A group of $n\ge 3$ friends stand around in a circle and each friend tosses a coin. If the result of a friend's coin toss is the different from the result of the coin tossed by their left neighbour and different from result of the coin tossed by their right neighbour, then the friend shouts Huzzah! Let $X$ be the number of friends who shout Huzzah!. What is $ E(X)$?

(a)

$n/8$

(b)

$n/4$

(c)

None of the above

(d)

$n/3$

(e)

$n/2$

Solution

Define an Indicator Random Variable

For each friend $ i $ (where $ i = 1, 2, \ldots, n $):

Define an indicator random variable $ X_i $ such that: $X_i =$
- $1 \text{ if friend $ i $ shouts “Huzzah!“}$
- $0 \text{ otherwise}$

The total number of friends who shout “Huzzah!” can be expressed as: $X = \sum_{i=1}^{n} X_i$. The expected value of $X$ is $E(X) = E(\sum_{i=1}^{n} X_i)$.
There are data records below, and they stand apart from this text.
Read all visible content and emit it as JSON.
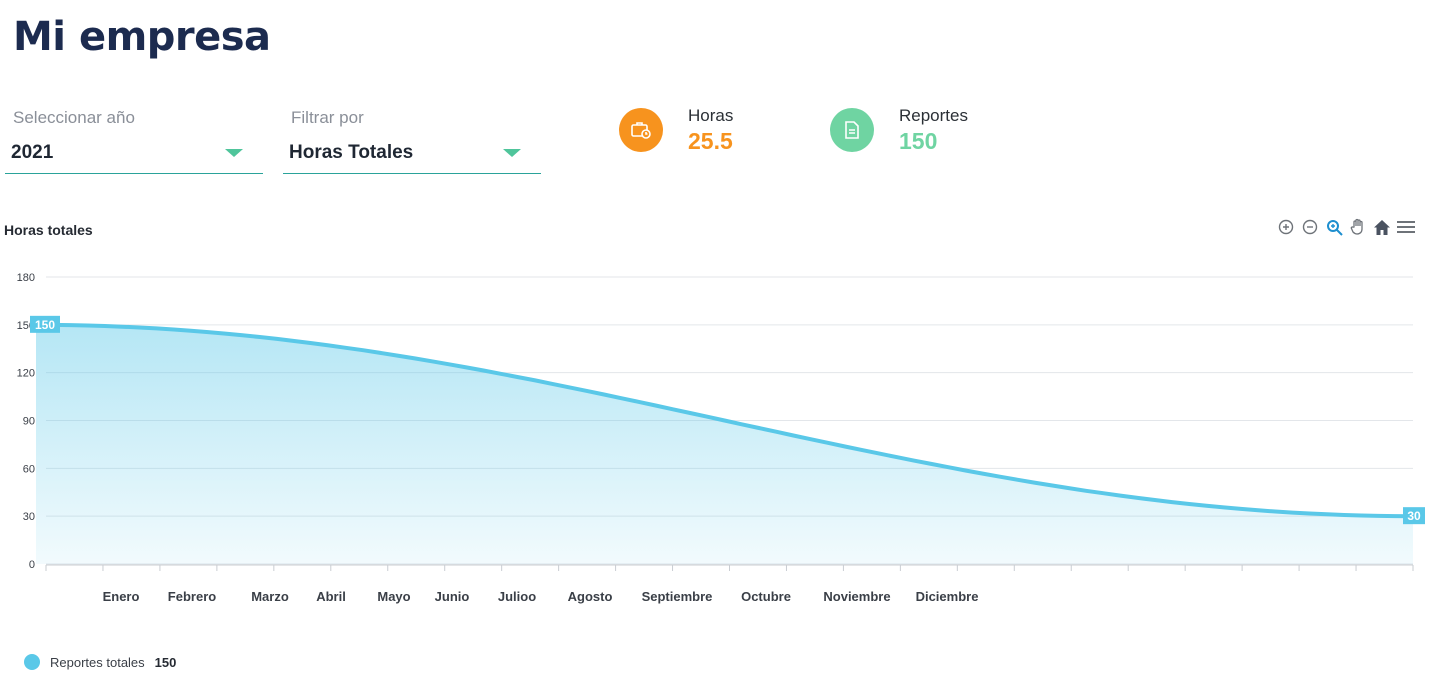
{
  "header": {
    "title": "Mi empresa"
  },
  "filters": {
    "year": {
      "label": "Seleccionar año",
      "value": "2021"
    },
    "filter_by": {
      "label": "Filtrar por",
      "value": "Horas Totales"
    }
  },
  "stats": {
    "horas": {
      "label": "Horas",
      "value": "25.5",
      "icon": "briefcase-clock-icon",
      "color": "#f7931e"
    },
    "reportes": {
      "label": "Reportes",
      "value": "150",
      "icon": "document-icon",
      "color": "#6fd4a2"
    }
  },
  "toolbar": {
    "icons": [
      "zoom-in-icon",
      "zoom-out-icon",
      "zoom-select-icon",
      "pan-hand-icon",
      "home-reset-icon",
      "menu-icon"
    ]
  },
  "chart_data": {
    "type": "area",
    "title": "Horas totales",
    "categories": [
      "Enero",
      "Febrero",
      "Marzo",
      "Abril",
      "Mayo",
      "Junio",
      "Julioo",
      "Agosto",
      "Septiembre",
      "Octubre",
      "Noviembre",
      "Diciembre"
    ],
    "series": [
      {
        "name": "Reportes totales",
        "start": 150,
        "end": 30,
        "color": "#5ac8e8"
      }
    ],
    "y_ticks": [
      0,
      30,
      60,
      90,
      120,
      150,
      180
    ],
    "ylim": [
      0,
      180
    ],
    "data_labels": [
      "150",
      "30"
    ],
    "grid": true,
    "legend": {
      "position": "bottom-left",
      "label": "Reportes totales",
      "value": "150"
    }
  }
}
Using the linearity of expectation, we can simplify the expected value to the following: $E(X) = \sum_{i=1}^{n} E(X_i)$

Since each friend has the same probability of shouting “Huzzah!” (by symmetry), we know: $E(X) = n \cdot E(X_1)$

Our task now reduces to finding $ E(X_1) $, the probability that a given friend shouts “Huzzah!“.
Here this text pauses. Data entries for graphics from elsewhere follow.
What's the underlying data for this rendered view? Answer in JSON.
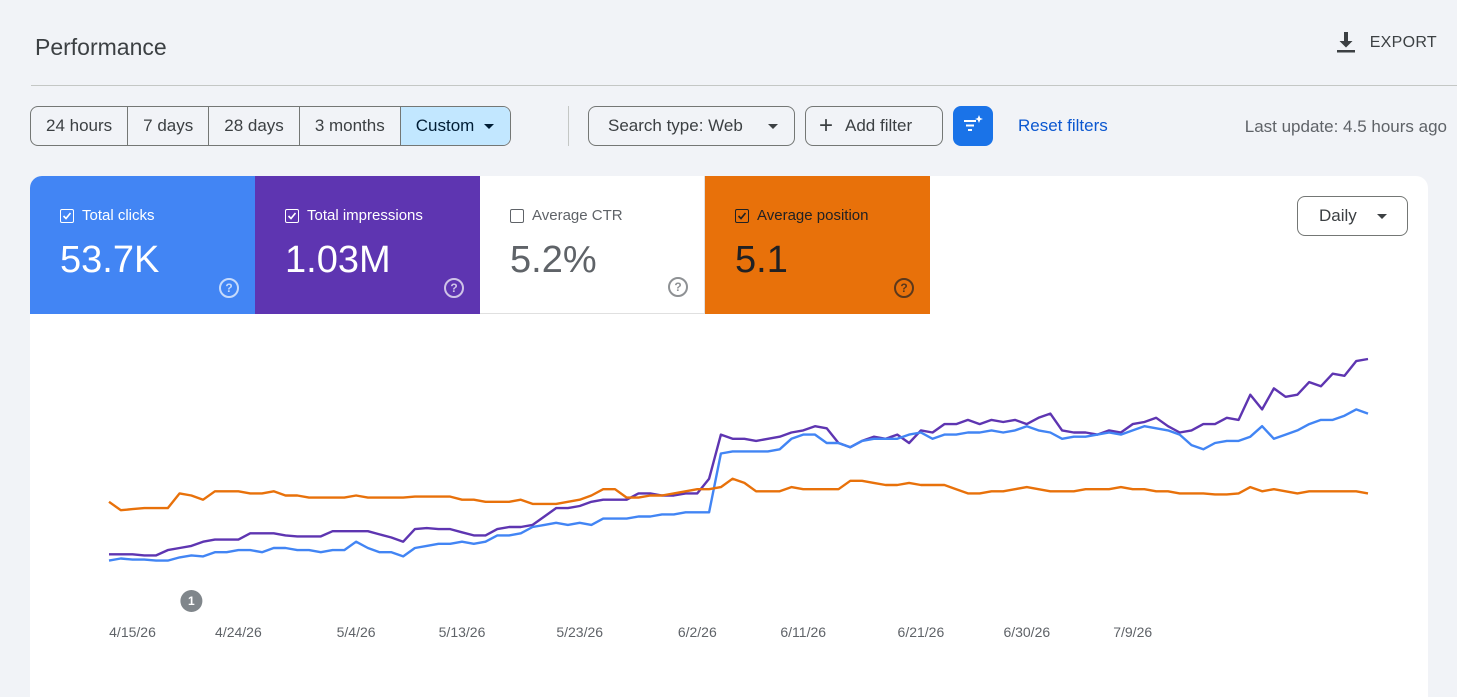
{
  "header": {
    "title": "Performance",
    "export_label": "EXPORT"
  },
  "toolbar": {
    "ranges": [
      "24 hours",
      "7 days",
      "28 days",
      "3 months",
      "Custom"
    ],
    "active_range": "Custom",
    "search_type_label": "Search type: Web",
    "add_filter_label": "Add filter",
    "reset_filters_label": "Reset filters",
    "last_update": "Last update: 4.5 hours ago"
  },
  "metrics": {
    "clicks": {
      "label": "Total clicks",
      "value": "53.7K",
      "checked": true,
      "color": "#4285f4"
    },
    "impressions": {
      "label": "Total impressions",
      "value": "1.03M",
      "checked": true,
      "color": "#5e35b1"
    },
    "ctr": {
      "label": "Average CTR",
      "value": "5.2%",
      "checked": false,
      "color": "#ffffff"
    },
    "position": {
      "label": "Average position",
      "value": "5.1",
      "checked": true,
      "color": "#e8710a"
    }
  },
  "granularity": {
    "selected": "Daily"
  },
  "chart_data": {
    "type": "line",
    "x_tick_labels": [
      "4/15/26",
      "4/24/26",
      "5/4/26",
      "5/13/26",
      "5/23/26",
      "6/2/26",
      "6/11/26",
      "6/21/26",
      "6/30/26",
      "7/9/26"
    ],
    "x_start": "4/13/26",
    "annotation": {
      "label": "1",
      "date": "4/20/26"
    },
    "normalized_scale": true,
    "series": [
      {
        "key": "impressions",
        "color": "#5e35b1",
        "values": [
          0.07,
          0.07,
          0.07,
          0.065,
          0.065,
          0.09,
          0.1,
          0.11,
          0.13,
          0.14,
          0.14,
          0.14,
          0.17,
          0.17,
          0.17,
          0.16,
          0.155,
          0.155,
          0.155,
          0.18,
          0.18,
          0.18,
          0.18,
          0.165,
          0.15,
          0.13,
          0.19,
          0.195,
          0.19,
          0.19,
          0.175,
          0.16,
          0.16,
          0.19,
          0.2,
          0.2,
          0.21,
          0.25,
          0.29,
          0.29,
          0.3,
          0.32,
          0.33,
          0.33,
          0.33,
          0.36,
          0.36,
          0.35,
          0.35,
          0.36,
          0.36,
          0.43,
          0.64,
          0.62,
          0.62,
          0.61,
          0.62,
          0.63,
          0.65,
          0.66,
          0.68,
          0.67,
          0.6,
          0.58,
          0.61,
          0.63,
          0.62,
          0.64,
          0.6,
          0.66,
          0.65,
          0.69,
          0.69,
          0.71,
          0.69,
          0.71,
          0.7,
          0.71,
          0.69,
          0.72,
          0.74,
          0.66,
          0.65,
          0.65,
          0.64,
          0.66,
          0.65,
          0.69,
          0.7,
          0.72,
          0.68,
          0.65,
          0.66,
          0.69,
          0.69,
          0.72,
          0.71,
          0.83,
          0.76,
          0.86,
          0.82,
          0.83,
          0.89,
          0.87,
          0.93,
          0.92,
          0.99,
          1.0
        ]
      },
      {
        "key": "clicks",
        "color": "#4285f4",
        "values": [
          0.04,
          0.05,
          0.045,
          0.045,
          0.04,
          0.04,
          0.055,
          0.065,
          0.06,
          0.08,
          0.08,
          0.09,
          0.09,
          0.08,
          0.1,
          0.1,
          0.09,
          0.09,
          0.08,
          0.09,
          0.09,
          0.13,
          0.1,
          0.08,
          0.08,
          0.06,
          0.1,
          0.11,
          0.12,
          0.12,
          0.13,
          0.12,
          0.13,
          0.16,
          0.16,
          0.17,
          0.2,
          0.21,
          0.22,
          0.21,
          0.22,
          0.21,
          0.24,
          0.24,
          0.24,
          0.25,
          0.25,
          0.26,
          0.26,
          0.27,
          0.27,
          0.27,
          0.55,
          0.56,
          0.56,
          0.56,
          0.56,
          0.57,
          0.62,
          0.64,
          0.64,
          0.6,
          0.6,
          0.58,
          0.61,
          0.62,
          0.62,
          0.62,
          0.64,
          0.65,
          0.62,
          0.64,
          0.64,
          0.65,
          0.65,
          0.66,
          0.65,
          0.66,
          0.68,
          0.66,
          0.65,
          0.62,
          0.63,
          0.63,
          0.64,
          0.65,
          0.64,
          0.66,
          0.68,
          0.67,
          0.66,
          0.64,
          0.59,
          0.57,
          0.6,
          0.61,
          0.61,
          0.63,
          0.68,
          0.62,
          0.64,
          0.66,
          0.69,
          0.71,
          0.71,
          0.73,
          0.76,
          0.74
        ]
      },
      {
        "key": "position",
        "color": "#e8710a",
        "values": [
          0.32,
          0.28,
          0.285,
          0.29,
          0.29,
          0.29,
          0.36,
          0.35,
          0.33,
          0.37,
          0.37,
          0.37,
          0.36,
          0.36,
          0.37,
          0.35,
          0.35,
          0.34,
          0.34,
          0.34,
          0.34,
          0.35,
          0.34,
          0.34,
          0.34,
          0.34,
          0.345,
          0.345,
          0.345,
          0.345,
          0.33,
          0.33,
          0.32,
          0.32,
          0.32,
          0.33,
          0.31,
          0.31,
          0.31,
          0.32,
          0.33,
          0.35,
          0.38,
          0.38,
          0.34,
          0.34,
          0.35,
          0.35,
          0.36,
          0.37,
          0.38,
          0.38,
          0.39,
          0.43,
          0.41,
          0.37,
          0.37,
          0.37,
          0.39,
          0.38,
          0.38,
          0.38,
          0.38,
          0.42,
          0.42,
          0.41,
          0.4,
          0.4,
          0.41,
          0.4,
          0.4,
          0.4,
          0.38,
          0.36,
          0.36,
          0.37,
          0.37,
          0.38,
          0.39,
          0.38,
          0.37,
          0.37,
          0.37,
          0.38,
          0.38,
          0.38,
          0.39,
          0.38,
          0.38,
          0.37,
          0.37,
          0.36,
          0.36,
          0.36,
          0.355,
          0.355,
          0.36,
          0.39,
          0.37,
          0.38,
          0.37,
          0.36,
          0.37,
          0.37,
          0.37,
          0.37,
          0.37,
          0.36
        ]
      }
    ]
  }
}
Probability of Shouting “Huzzah!”

A friend shouts “Huzzah!” if:

Their coin flip is different from their left neighbor’s flip.
Their coin flip is different from their right neighbor’s flip.
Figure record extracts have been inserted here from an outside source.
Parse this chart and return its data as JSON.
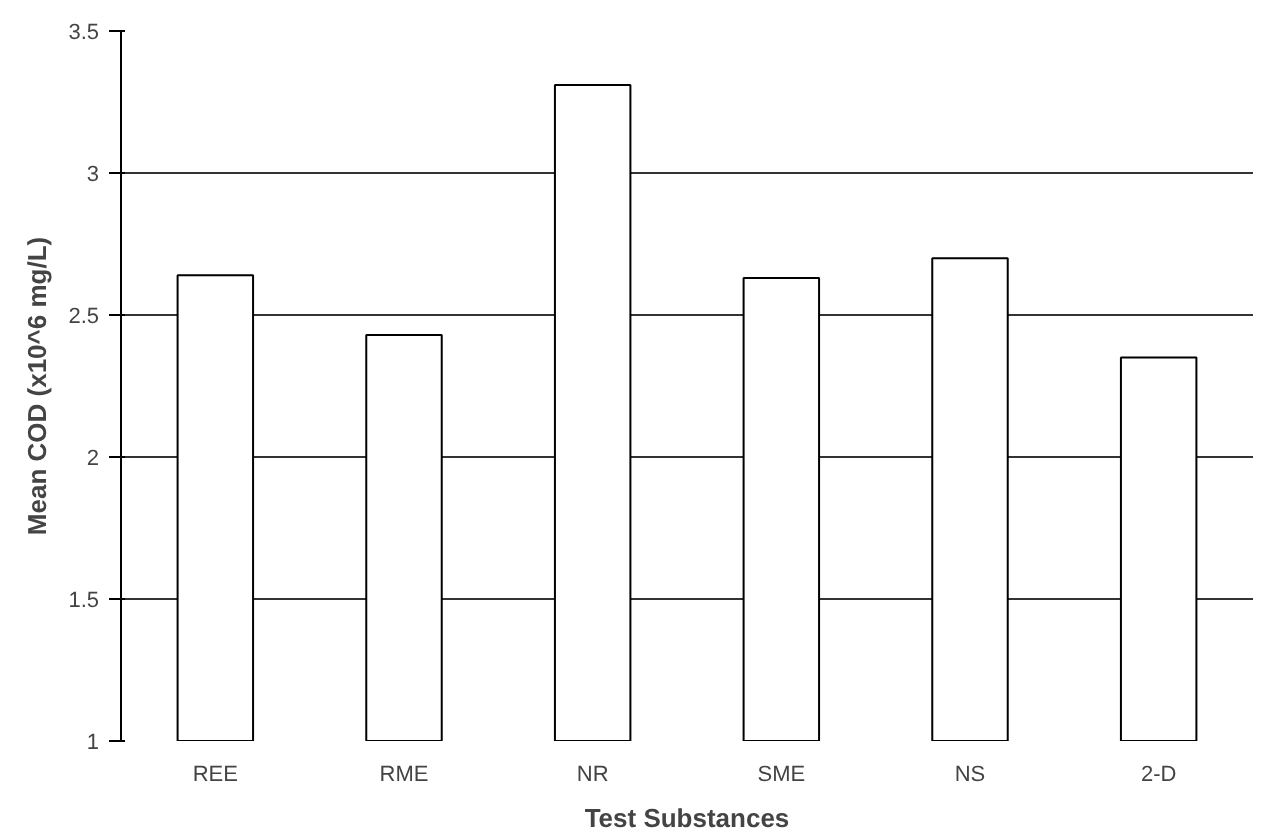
{
  "chart_data": {
    "type": "bar",
    "xlabel": "Test Substances",
    "ylabel": "Mean COD (x10^6 mg/L)",
    "categories": [
      "REE",
      "RME",
      "NR",
      "SME",
      "NS",
      "2-D"
    ],
    "values": [
      2.64,
      2.43,
      3.31,
      2.63,
      2.7,
      2.35
    ],
    "color": "#ffffff",
    "ylim": [
      1,
      3.5
    ],
    "yticks": [
      1,
      1.5,
      2,
      2.5,
      3,
      3.5
    ],
    "grid": "y"
  }
}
For three coin flips (Left Player, Current Player, Right Player), the probability distributions are:

There are $ 2^3 = 8 $ possible outcomes for these three flips.
Out of these, only 2 outcomes satisfy the “Huzzah!” condition:
- HTH
- THT

So the probability is: $P(X_1 = 1) = \frac{2}{8} = \frac{1}{4}$

Thus: $E(X_1) = \frac{1}{4}$

Step 3: Substitute into the Expectation Formula

Substituting into the linearity formula we calculated above:

$E(X) = n \cdot E(X_1) = n \cdot \frac{1}{4} = \frac{n}{4}$